Я уставал после утренней работы физически, но куда больше изматывало нервное напряжение, страх, что я сделаю что-нибудь не так и на мою голову обрушится поток брани. В школу я приходил выжатый как лимон. Но своим местом я дорожил, потому что тут меня хорошо кормили, никто за мной не следил и не считал, сколько я съел. Раньше мне редко доводилось есть яйца, и сейчас, когда хозяйки не было поблизости, я бросал на горячую сковородку огромный кусок желтого сливочного масла, быстро разбивал три-четыре яйца и, давясь, проглатывал яичницу. А то, спрятавшись за дверью, пил, как воду, молоко, кружку за кружкой.

От хорошей еды я поздоровел, но вот беда - начал отставать в школе. Может быть, меня хватило бы и на работу по утрам и вечерам, и на школу, будь я крепче физически и не выматывай эта дополнительная нервная нагрузка мои и без того слабые силенки. В полдень меня начинало смаривать, учитель и ребята куда-то уплывали, я понимал, что вот-вот засну. Тогда я шел в коридор к фонтанчику с водой и подставлял под ледяную струю руки, чтобы холод прогнал сон.

И все-таки я был доволен, что работаю. В большую перемену я весело бежал с ребятами в лавку на углу есть бутерброды, я с гордостью выкладывал на прилавок деньги и покупал, что мне хотелось, а потом мы завтракали и рассказывали друг другу о своих белых хозяевах. Я постоянно потешал их красочными картинками из жизни лающейся семейки, как они часами злобно молчат и как ненавидят друг друга. Рассказывал, что мне удается поесть, когда хозяйка отвернется, и они добродушно завидовали.

Потом ребята принимались разглядывать новую вещь, которую я купил. Мы обязательно каждую неделю покупали себе что-нибудь из одежды, пятьдесят центов выкладывали сразу, а остальное платили в рассрочку. На нас, конечно, наживались, мы это знали, но за наличные покупать мы не могли.

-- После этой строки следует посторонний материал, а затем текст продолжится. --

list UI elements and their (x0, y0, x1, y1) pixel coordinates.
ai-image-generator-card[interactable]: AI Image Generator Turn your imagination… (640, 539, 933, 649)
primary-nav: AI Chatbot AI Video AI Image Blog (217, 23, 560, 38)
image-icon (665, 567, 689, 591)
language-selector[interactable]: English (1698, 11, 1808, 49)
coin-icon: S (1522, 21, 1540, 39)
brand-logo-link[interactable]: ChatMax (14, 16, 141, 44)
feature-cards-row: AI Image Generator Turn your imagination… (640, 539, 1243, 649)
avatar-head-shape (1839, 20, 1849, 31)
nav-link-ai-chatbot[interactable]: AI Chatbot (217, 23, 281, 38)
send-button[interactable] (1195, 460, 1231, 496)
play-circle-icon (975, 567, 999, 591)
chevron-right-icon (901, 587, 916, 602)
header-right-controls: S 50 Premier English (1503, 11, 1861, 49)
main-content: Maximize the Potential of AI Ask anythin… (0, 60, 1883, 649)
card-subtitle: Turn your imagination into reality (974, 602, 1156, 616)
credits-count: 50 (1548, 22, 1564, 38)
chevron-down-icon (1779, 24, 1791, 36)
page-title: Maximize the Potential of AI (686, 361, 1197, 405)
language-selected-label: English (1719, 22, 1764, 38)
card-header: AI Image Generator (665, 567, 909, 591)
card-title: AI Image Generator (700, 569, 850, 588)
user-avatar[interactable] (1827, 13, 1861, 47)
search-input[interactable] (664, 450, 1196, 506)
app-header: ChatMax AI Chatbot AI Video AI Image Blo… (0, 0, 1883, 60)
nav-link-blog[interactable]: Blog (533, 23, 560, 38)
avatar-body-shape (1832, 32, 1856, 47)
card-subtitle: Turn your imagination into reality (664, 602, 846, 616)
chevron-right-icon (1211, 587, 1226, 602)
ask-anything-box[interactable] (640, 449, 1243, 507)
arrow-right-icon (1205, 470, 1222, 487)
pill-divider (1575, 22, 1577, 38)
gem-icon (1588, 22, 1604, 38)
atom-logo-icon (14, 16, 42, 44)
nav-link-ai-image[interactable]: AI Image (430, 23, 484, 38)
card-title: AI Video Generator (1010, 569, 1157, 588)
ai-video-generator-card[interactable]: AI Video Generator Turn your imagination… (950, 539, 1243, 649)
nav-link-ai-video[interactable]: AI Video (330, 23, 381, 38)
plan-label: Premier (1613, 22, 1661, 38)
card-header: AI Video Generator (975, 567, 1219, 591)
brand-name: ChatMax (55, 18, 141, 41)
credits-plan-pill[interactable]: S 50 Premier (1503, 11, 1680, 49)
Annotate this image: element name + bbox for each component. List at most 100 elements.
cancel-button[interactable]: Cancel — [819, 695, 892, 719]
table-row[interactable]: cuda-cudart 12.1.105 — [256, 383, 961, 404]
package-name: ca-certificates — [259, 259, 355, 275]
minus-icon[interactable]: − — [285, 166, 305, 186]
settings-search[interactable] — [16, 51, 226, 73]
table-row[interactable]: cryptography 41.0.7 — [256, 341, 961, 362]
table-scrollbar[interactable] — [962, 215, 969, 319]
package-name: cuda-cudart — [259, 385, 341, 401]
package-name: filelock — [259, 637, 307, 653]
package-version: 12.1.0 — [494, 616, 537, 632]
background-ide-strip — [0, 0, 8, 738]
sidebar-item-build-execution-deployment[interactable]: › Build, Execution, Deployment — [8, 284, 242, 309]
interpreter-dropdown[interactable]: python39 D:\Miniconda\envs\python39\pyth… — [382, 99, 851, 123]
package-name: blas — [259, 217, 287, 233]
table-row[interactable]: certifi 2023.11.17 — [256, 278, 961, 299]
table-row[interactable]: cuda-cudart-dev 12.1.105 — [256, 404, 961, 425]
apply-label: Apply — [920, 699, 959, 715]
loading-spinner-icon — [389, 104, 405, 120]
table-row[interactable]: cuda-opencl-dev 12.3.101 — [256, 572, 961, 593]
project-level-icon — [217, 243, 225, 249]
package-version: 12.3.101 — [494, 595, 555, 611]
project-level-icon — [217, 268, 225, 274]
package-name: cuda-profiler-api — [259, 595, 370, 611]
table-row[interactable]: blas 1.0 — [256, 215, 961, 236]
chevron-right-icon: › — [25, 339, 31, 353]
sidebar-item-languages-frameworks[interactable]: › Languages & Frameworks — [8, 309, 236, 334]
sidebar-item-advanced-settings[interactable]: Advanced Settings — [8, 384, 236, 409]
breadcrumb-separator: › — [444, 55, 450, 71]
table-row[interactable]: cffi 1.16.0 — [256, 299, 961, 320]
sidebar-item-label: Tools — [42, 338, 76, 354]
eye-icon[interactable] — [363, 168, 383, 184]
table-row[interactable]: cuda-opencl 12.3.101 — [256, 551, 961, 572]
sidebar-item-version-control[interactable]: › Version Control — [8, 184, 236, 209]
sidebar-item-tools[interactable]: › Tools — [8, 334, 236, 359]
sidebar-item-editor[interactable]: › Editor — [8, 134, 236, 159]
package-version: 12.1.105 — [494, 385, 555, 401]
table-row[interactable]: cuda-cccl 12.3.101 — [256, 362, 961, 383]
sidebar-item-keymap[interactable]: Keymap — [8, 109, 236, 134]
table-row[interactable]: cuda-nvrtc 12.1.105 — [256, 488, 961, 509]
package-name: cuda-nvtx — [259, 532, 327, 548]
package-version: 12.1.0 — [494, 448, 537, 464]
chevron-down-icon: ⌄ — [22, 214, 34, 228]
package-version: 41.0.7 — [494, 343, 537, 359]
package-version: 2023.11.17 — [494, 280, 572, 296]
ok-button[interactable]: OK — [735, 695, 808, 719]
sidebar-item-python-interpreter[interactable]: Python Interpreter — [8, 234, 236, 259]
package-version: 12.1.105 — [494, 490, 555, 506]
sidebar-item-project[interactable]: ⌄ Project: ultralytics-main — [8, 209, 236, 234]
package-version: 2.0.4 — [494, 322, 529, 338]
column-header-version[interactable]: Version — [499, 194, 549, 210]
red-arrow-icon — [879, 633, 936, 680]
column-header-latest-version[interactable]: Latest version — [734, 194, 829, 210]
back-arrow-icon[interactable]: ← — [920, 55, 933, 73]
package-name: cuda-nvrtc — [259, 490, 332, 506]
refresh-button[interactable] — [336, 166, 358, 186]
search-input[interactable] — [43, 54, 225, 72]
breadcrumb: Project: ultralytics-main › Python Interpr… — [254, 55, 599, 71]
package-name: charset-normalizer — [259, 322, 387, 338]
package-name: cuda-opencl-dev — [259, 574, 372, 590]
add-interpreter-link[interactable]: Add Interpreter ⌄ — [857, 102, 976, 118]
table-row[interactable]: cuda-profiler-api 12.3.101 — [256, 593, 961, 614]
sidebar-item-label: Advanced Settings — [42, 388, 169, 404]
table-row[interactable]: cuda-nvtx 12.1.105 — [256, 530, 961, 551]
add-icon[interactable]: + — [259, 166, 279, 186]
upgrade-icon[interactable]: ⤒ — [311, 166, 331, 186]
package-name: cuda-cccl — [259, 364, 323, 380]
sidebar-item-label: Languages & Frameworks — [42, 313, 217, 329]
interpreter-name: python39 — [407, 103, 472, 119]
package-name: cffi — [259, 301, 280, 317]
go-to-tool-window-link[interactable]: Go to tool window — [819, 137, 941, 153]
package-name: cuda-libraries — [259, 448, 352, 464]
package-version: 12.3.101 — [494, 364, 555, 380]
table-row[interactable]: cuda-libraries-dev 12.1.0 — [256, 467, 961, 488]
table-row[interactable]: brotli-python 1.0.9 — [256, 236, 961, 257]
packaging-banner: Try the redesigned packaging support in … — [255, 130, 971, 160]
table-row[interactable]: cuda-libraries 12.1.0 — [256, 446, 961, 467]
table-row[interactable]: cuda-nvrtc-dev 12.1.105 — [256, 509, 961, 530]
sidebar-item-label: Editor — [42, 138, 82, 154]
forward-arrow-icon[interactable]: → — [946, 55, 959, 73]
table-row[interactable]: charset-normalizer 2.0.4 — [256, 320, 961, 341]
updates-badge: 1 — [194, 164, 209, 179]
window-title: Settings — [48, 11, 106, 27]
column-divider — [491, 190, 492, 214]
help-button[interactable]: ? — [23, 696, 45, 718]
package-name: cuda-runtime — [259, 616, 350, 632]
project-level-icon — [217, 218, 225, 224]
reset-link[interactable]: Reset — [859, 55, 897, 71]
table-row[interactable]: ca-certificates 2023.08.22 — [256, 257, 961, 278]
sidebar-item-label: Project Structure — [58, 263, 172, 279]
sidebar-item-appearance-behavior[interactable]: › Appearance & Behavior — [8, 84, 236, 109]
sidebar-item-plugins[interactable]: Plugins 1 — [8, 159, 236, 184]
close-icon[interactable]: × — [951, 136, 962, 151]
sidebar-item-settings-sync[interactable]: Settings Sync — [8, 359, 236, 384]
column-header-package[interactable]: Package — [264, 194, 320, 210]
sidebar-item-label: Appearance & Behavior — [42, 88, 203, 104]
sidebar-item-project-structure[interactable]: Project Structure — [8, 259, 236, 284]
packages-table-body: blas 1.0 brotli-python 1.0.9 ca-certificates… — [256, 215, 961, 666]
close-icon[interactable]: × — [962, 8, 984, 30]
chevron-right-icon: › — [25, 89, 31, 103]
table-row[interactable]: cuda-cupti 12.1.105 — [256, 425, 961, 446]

Мать быстро поправлялась. Как я обрадовался, когда она сказала, что, может быть, скоро мы будем жить своим домом. Как ни сердилась бабушка, как ни возмущалась, мать стала ходить в методистскую церковь, а я - в воскресную школу, не потому, что мать меня просила - хотя она, конечно, и просила, - а чтобы встретиться и поболтать с приятелями.

Вступая в темноту протестантской церкви, я попадал в совсем иной мир: молоденькие, пуритански строгие учительницы городских школ с шоколадной кожей, угольно-черные студенты, которые старались скрыть, что их деды работали на плантациях, девчонки и мальчишки, застенчиво выбирающиеся из своего отрочества, богомольные матери семейств с колыхающимся бюстом, швейцары и сторожа, гордящиеся тем, что поют в церковном хоре, смирные носильщики и плотники, которые здесь исполняли обязанности дьяконов, робкие прачки с пустым, отрешенным взглядом, которые вскрикивали и стонали, приплясывая под пенье псалмов, жизнерадостные епископы с брюшком, изможденные старые девы, которые постоянно устраивали какие-то благотворительные вечера... снобизм, кастовость, интриги, сплетни, мелкое соперничество классов... бьющая в глаза безвкусица дешевых туалетов... Этот мир и привлекал, и отталкивал, меня тянуло к этим людям, но, оказавшись среди них, я видел, что нас разделяют миллионы миль. Слишком уж долго меня не подпускали к этому миру, теперь мне в нем не прижиться никогда.

Но я так изголодался по обществу живых людей, что позволил себе поддаться его соблазнам и несколько месяцев прожил беззаботно и легко. В церкви начались молитвенные собрания, и ребята из класса стали звать меня с собой. Я согласился лишь из дружбы: проповеди и молитвы меня ничуть не интересовали. Вечер за вечером я проводил в церкви, и мать начала убеждать меня обратиться в истинную веру, спасти наконец-то свою душу, войти в лоно столь уважаемого религиозного братства. Я говорил ребятам, что до меня проповеди не доходят, но все они с жаром уговаривали меня "приобщиться".

- Ведь ты веришь в бога, правда? - спрашивали они.

Я старался перевести разговор.

- Сейчас совсем не то, что было раньше, - с важностью говорили они. Мы больше не вопим в церкви и не стенаем. Прими крещение, стань членом религиозной общины.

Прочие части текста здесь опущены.